Using libstick, one can convert an image to a simplicial function on a simplicial complex in the following sense:

• Simplicial complex. Each pixel gives rise to a vertex (0-simplex) and any two pixels sharing an edge give rise to an edge (1-simplex) between the corresponding vertices representing the pixels. Each of the square faces is split into triangles by an additional 1-simplex and all the triangles are inserted as 2-simplices.

• Simplicial function.
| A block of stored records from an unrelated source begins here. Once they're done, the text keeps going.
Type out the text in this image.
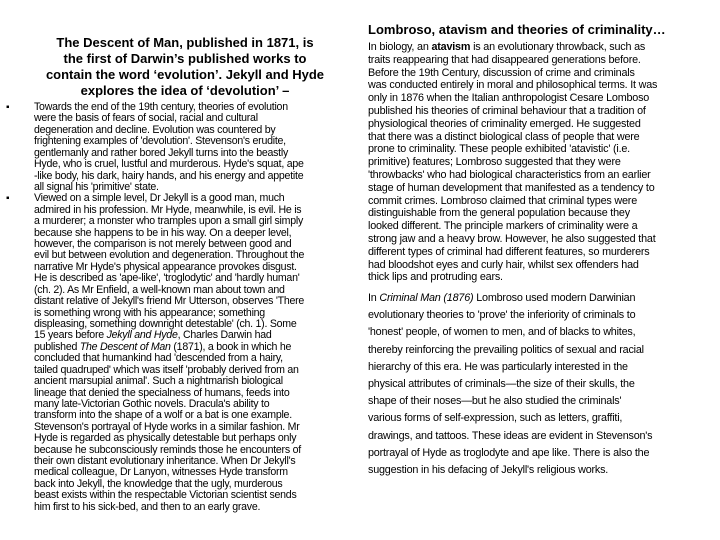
The Descent of Man, published in 1871, is
the first of Darwin’s published works to
contain the word ‘evolution’. Jekyll and Hyde
explores the idea of ‘devolution’ –
▪ Towards the end of the 19th century, theories of evolution
were the basis of fears of social, racial and cultural
degeneration and decline. Evolution was countered by
frightening examples of 'devolution'. Stevenson's erudite,
gentlemanly and rather bored Jekyll turns into the beastly
Hyde, who is cruel, lustful and murderous. Hyde's squat, ape
-like body, his dark, hairy hands, and his energy and appetite
all signal his 'primitive' state.
▪ Viewed on a simple level, Dr Jekyll is a good man, much
admired in his profession. Mr Hyde, meanwhile, is evil. He is
a murderer; a monster who tramples upon a small girl simply
because she happens to be in his way. On a deeper level,
however, the comparison is not merely between good and
evil but between evolution and degeneration. Throughout the
narrative Mr Hyde's physical appearance provokes disgust.
He is described as 'ape-like', 'troglodytic' and 'hardly human'
(ch. 2). As Mr Enfield, a well-known man about town and
distant relative of Jekyll's friend Mr Utterson, observes 'There
is something wrong with his appearance; something
displeasing, something downright detestable' (ch. 1). Some
15 years before Jekyll and Hyde, Charles Darwin had
published The Descent of Man (1871), a book in which he
concluded that humankind had 'descended from a hairy,
tailed quadruped' which was itself 'probably derived from an
ancient marsupial animal'. Such a nightmarish biological
lineage that denied the specialness of humans, feeds into
many late-Victorian Gothic novels. Dracula's ability to
transform into the shape of a wolf or a bat is one example.
Stevenson's portrayal of Hyde works in a similar fashion. Mr
Hyde is regarded as physically detestable but perhaps only
because he subconsciously reminds those he encounters of
their own distant evolutionary inheritance. When Dr Jekyll's
medical colleague, Dr Lanyon, witnesses Hyde transform
back into Jekyll, the knowledge that the ugly, murderous
beast exists within the respectable Victorian scientist sends
him first to his sick-bed, and then to an early grave.
Lombroso, atavism and theories of criminality…
In biology, an atavism is an evolutionary throwback, such as
traits reappearing that had disappeared generations before.
Before the 19th Century, discussion of crime and criminals
was conducted entirely in moral and philosophical terms. It was
only in 1876 when the Italian anthropologist Cesare Lomboso
published his theories of criminal behaviour that a tradition of
physiological theories of criminality emerged. He suggested
that there was a distinct biological class of people that were
prone to criminality. These people exhibited 'atavistic' (i.e.
primitive) features; Lombroso suggested that they were
'throwbacks' who had biological characteristics from an earlier
stage of human development that manifested as a tendency to
commit crimes. Lombroso claimed that criminal types were
distinguishable from the general population because they
looked different. The principle markers of criminality were a
strong jaw and a heavy brow. However, he also suggested that
different types of criminal had different features, so murderers
had bloodshot eyes and curly hair, whilst sex offenders had
thick lips and protruding ears.
In Criminal Man (1876) Lombroso used modern Darwinian
evolutionary theories to 'prove' the inferiority of criminals to
'honest' people, of women to men, and of blacks to whites,
thereby reinforcing the prevailing politics of sexual and racial
hierarchy of this era. He was particularly interested in the
physical attributes of criminals—the size of their skulls, the
shape of their noses—but he also studied the criminals'
various forms of self-expression, such as letters, graffiti,
drawings, and tattoos. These ideas are evident in Stevenson's
portrayal of Hyde as troglodyte and ape like. There is also the
suggestion in his defacing of Jekyll's religious works.
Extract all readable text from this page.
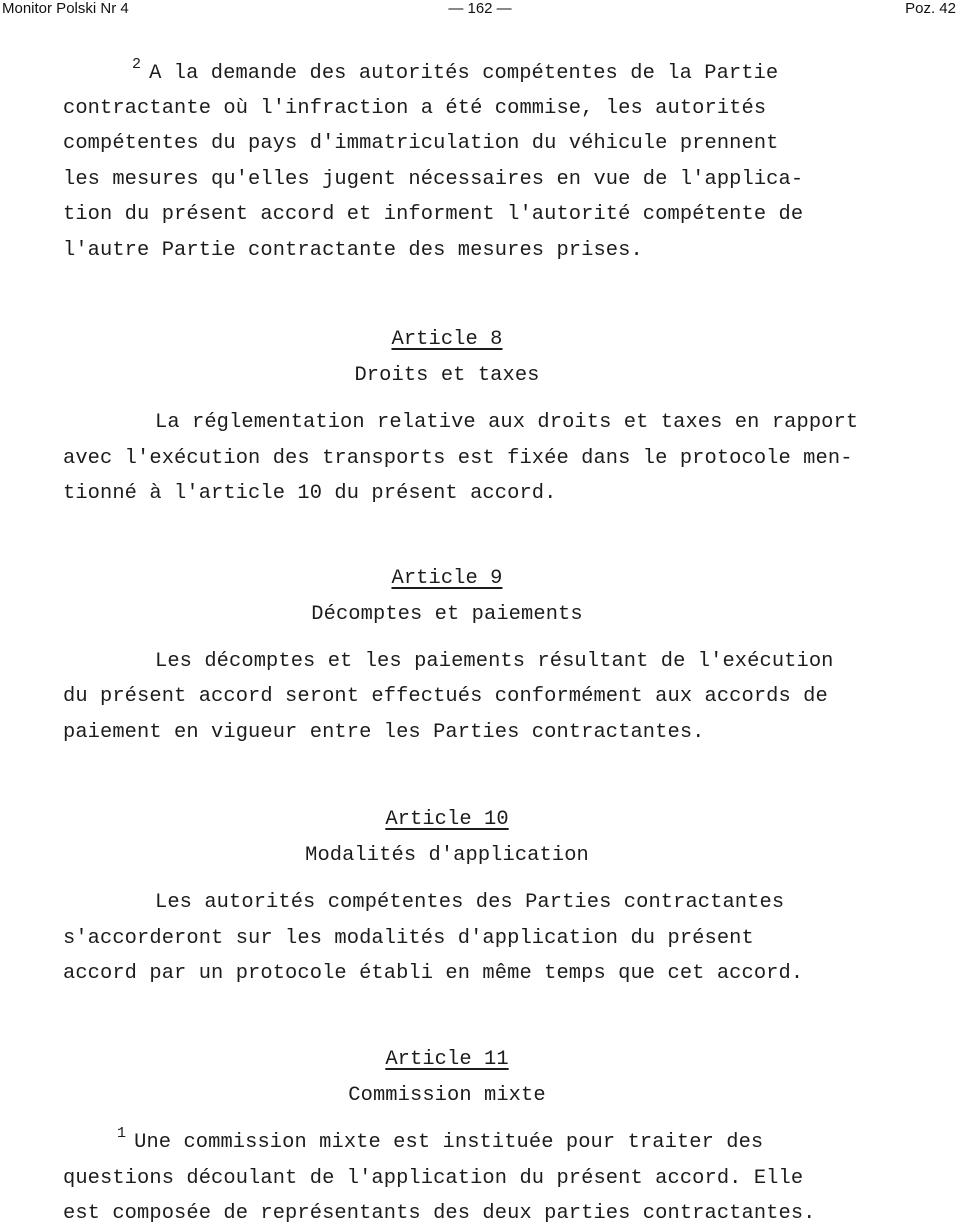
Monitor Polski Nr 4	— 162 —	Poz. 42
$^2$ A la demande des autorités compétentes de la Partie
contractante où l'infraction a été commise, les autorités
compétentes du pays d'immatriculation du véhicule prennent
les mesures qu'elles jugent nécessaires en vue de l'applica-
tion du présent accord et informent l'autorité compétente de
l'autre Partie contractante des mesures prises.
Article 8
Droits et taxes
La réglementation relative aux droits et taxes en rapport
avec l'exécution des transports est fixée dans le protocole men-
tionné à l'article 10 du présent accord.
Article 9
Décomptes et paiements
Les décomptes et les paiements résultant de l'exécution
du présent accord seront effectués conformément aux accords de
paiement en vigueur entre les Parties contractantes.
Article 10
Modalités d'application
Les autorités compétentes des Parties contractantes
s'accorderont sur les modalités d'application du présent
accord par un protocole établi en même temps que cet accord.
Article 11
Commission mixte
$^1$ Une commission mixte est instituée pour traiter des
questions découlant de l'application du présent accord. Elle
est composée de représentants des deux parties contractantes.
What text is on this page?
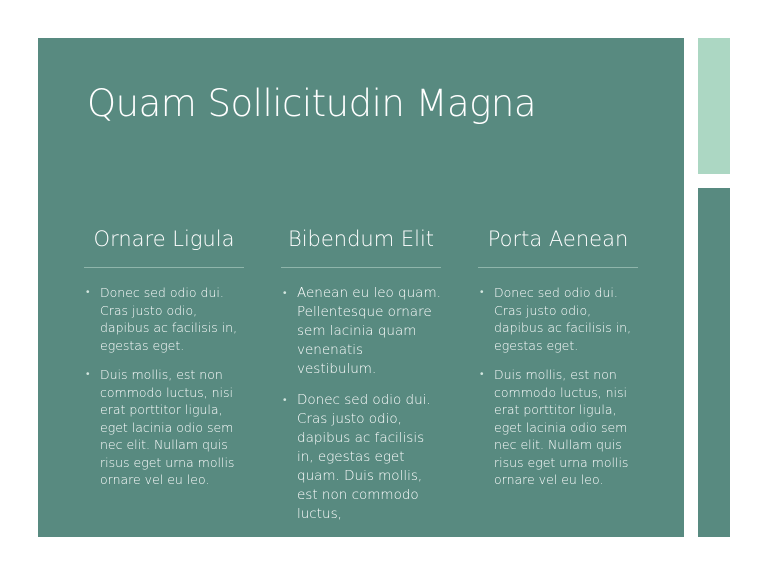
Quam Sollicitudin Magna
Ornare Ligula
• Donec sed odio dui. Cras justo odio, dapibus ac facilisis in, egestas eget.
• Duis mollis, est non commodo luctus, nisi erat porttitor ligula, eget lacinia odio sem nec elit. Nullam quis risus eget urna mollis ornare vel eu leo.
Bibendum Elit
• Aenean eu leo quam. Pellentesque ornare sem lacinia quam venenatis vestibulum.
• Donec sed odio dui. Cras justo odio, dapibus ac facilisis in, egestas eget quam. Duis mollis, est non commodo luctus,
Porta Aenean
• Donec sed odio dui. Cras justo odio, dapibus ac facilisis in, egestas eget.
• Duis mollis, est non commodo luctus, nisi erat porttitor ligula, eget lacinia odio sem nec elit. Nullam quis risus eget urna mollis ornare vel eu leo.
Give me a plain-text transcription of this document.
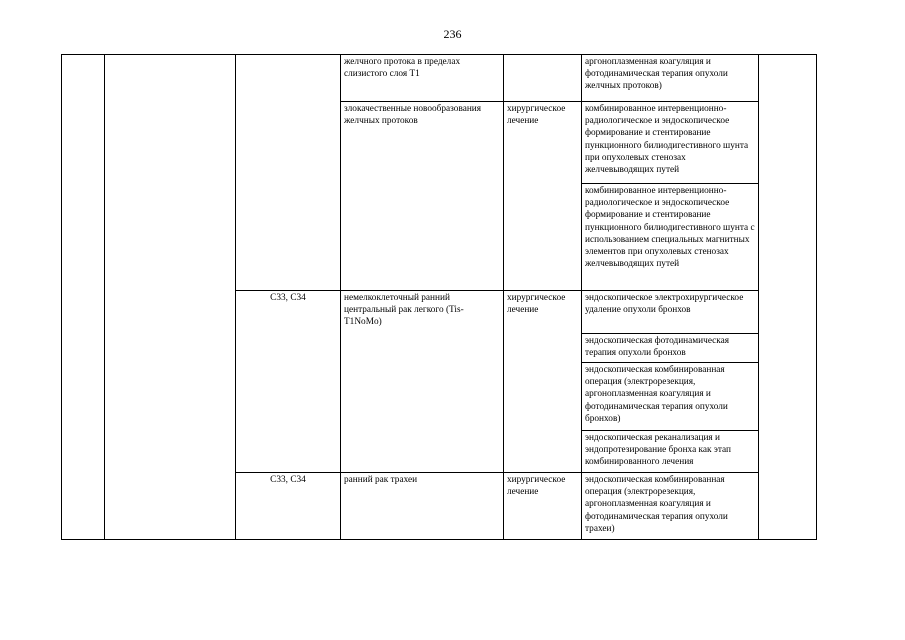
236
			желчного протока в пределах слизистого слоя T1		аргоноплазменная коагуляция и фотодинамическая терапия опухоли желчных протоков)	
			злокачественные новообразования желчных протоков	хирургическое лечение	комбинированное интервенционно-радиологическое и эндоскопическое формирование и стентирование пункционного билиодигестивного шунта при опухолевых стенозах желчевыводящих путей	
					комбинированное интервенционно-радиологическое и эндоскопическое формирование и стентирование пункционного билиодигестивного шунта с использованием специальных магнитных элементов при опухолевых стенозах желчевыводящих путей	
		С33, С34	немелкоклеточный ранний центральный рак легкого (Tis-T1NoMo)	хирургическое лечение	эндоскопическое электрохирургическое удаление опухоли бронхов	
					эндоскопическая фотодинамическая терапия опухоли бронхов	
					эндоскопическая комбинированная операция (электрорезекция, аргоноплазменная коагуляция и фотодинамическая терапия опухоли бронхов)	
					эндоскопическая реканализация и эндопротезирование бронха как этап комбинированного лечения	
		С33, С34	ранний рак трахеи	хирургическое лечение	эндоскопическая комбинированная операция (электрорезекция, аргоноплазменная коагуляция и фотодинамическая терапия опухоли трахеи)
Each simplex is assigned a function value as follows: Each vertex gets assigned the gray value (between 0 and 255) of its pixel and all edges and triangles get as value the maximum value of the incident vertices.

// A simplicial complex of dimension 2, uint32_t for the indices of simplices,
// and uint8_t for the function values.
typedef libstick::simplicial_function<2, uint32_t, uinit8_t> sfunction;
typedef libstick::simplicial_complex<2, uint32_t> scomplex;
scomplex comp;
sfunction func(comp);
libstick::add_image_to_simplicialfunction(func, imagedata, width, height);

Next, one creates a monotone filtration from the simplicial complex:

scomplex::simplex_order order(comp);
func.make_order_monotonefiltration(order);

Finally, we run the matrix reduction algorithm and build the persistence diagrams. This allows us to ask, for instance, for the persistent Betti-1 number in the interval [96, 192]. The function interpret_reduction() prints information on the sequence of insertions of simplices and which cycles are born or killed due to these insertions. The function interpret_persistence() prints the points in the persistence diagram with their birth and, if existent, death times.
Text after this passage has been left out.